Report No. 63
4.12. In the Calcutta case,1 a learned Judge in Chambers said:
"Now it is to be observed, in the first place, that the Act (32 of 1839), upon which reliance is plated on the part of the plaintiffs is only an enabling Act by which the Court is vested with a discretion to grant interest under certain circumstances, upon debts or sums certain, payable at a certain time. There is nothing in the Act which creates a right to interest in favour of creditors which of itself could he made the subject-matter of a suit and this observation is, I think sufficient to dispose of the claim as regards the interest in respect of the instalment which was paid before suit."

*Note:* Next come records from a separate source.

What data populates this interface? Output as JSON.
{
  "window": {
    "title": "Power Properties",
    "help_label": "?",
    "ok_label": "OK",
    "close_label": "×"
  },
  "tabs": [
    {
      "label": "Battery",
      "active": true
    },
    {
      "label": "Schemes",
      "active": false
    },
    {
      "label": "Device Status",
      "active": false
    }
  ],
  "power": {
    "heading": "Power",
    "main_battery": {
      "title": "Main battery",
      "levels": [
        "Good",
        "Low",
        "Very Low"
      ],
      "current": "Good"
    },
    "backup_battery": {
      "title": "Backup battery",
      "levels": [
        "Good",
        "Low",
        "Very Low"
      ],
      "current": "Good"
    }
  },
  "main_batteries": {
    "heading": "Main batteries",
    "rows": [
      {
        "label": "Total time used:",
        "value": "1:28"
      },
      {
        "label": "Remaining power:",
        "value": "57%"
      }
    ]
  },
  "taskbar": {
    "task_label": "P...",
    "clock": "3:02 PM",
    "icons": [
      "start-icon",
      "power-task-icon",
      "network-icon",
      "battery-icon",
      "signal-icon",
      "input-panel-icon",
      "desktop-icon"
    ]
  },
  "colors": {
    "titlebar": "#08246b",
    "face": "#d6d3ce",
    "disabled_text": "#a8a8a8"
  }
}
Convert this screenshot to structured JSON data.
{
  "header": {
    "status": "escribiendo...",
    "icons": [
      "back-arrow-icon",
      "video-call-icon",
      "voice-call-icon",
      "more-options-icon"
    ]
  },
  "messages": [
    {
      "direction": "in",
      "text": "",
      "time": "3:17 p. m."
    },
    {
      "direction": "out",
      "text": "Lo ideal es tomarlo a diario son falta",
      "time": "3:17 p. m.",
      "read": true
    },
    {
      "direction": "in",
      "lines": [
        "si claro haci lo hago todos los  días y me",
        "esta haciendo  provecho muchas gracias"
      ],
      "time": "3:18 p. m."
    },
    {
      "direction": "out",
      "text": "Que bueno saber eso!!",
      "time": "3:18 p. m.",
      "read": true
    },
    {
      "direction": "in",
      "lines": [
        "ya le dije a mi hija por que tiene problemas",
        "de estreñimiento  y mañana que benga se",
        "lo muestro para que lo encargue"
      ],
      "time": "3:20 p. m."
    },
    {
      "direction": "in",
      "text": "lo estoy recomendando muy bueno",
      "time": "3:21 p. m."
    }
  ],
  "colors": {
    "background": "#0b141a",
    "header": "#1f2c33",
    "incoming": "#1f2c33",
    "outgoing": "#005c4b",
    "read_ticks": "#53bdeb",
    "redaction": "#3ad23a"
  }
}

This observation was commented upon by Jai Lal J, in the Lahore case,2 to which we have already referred:
"With great respect I am unable to agree with the reasoning underlying this remark. It is no doubt true that the question of awarding interest and of the fixing of the rate is left to the discretion pf the Court, but that is no reason for holding that the creditor has no cause of action to sue for interest. There are several instances in which the grant of relief and its extent have been left by the legislature to the discretion of the Court, but it would not be correct to hold in such cases that the plaintiff is not merely on that account entitled to sue for that relief. The reported case, it may be mentioned was for recovery of interest due on certain debentures and this was an additional ground given by the learned Judge for dismissing the suit."
1. Marshall v. Bengal Spinning and Weaving Company, (1897) 1 CWN 279 (as quoted in the Lahore case) in AIR 1931 Lah 457.
2. See, Lahore case, supra, para. 4.9.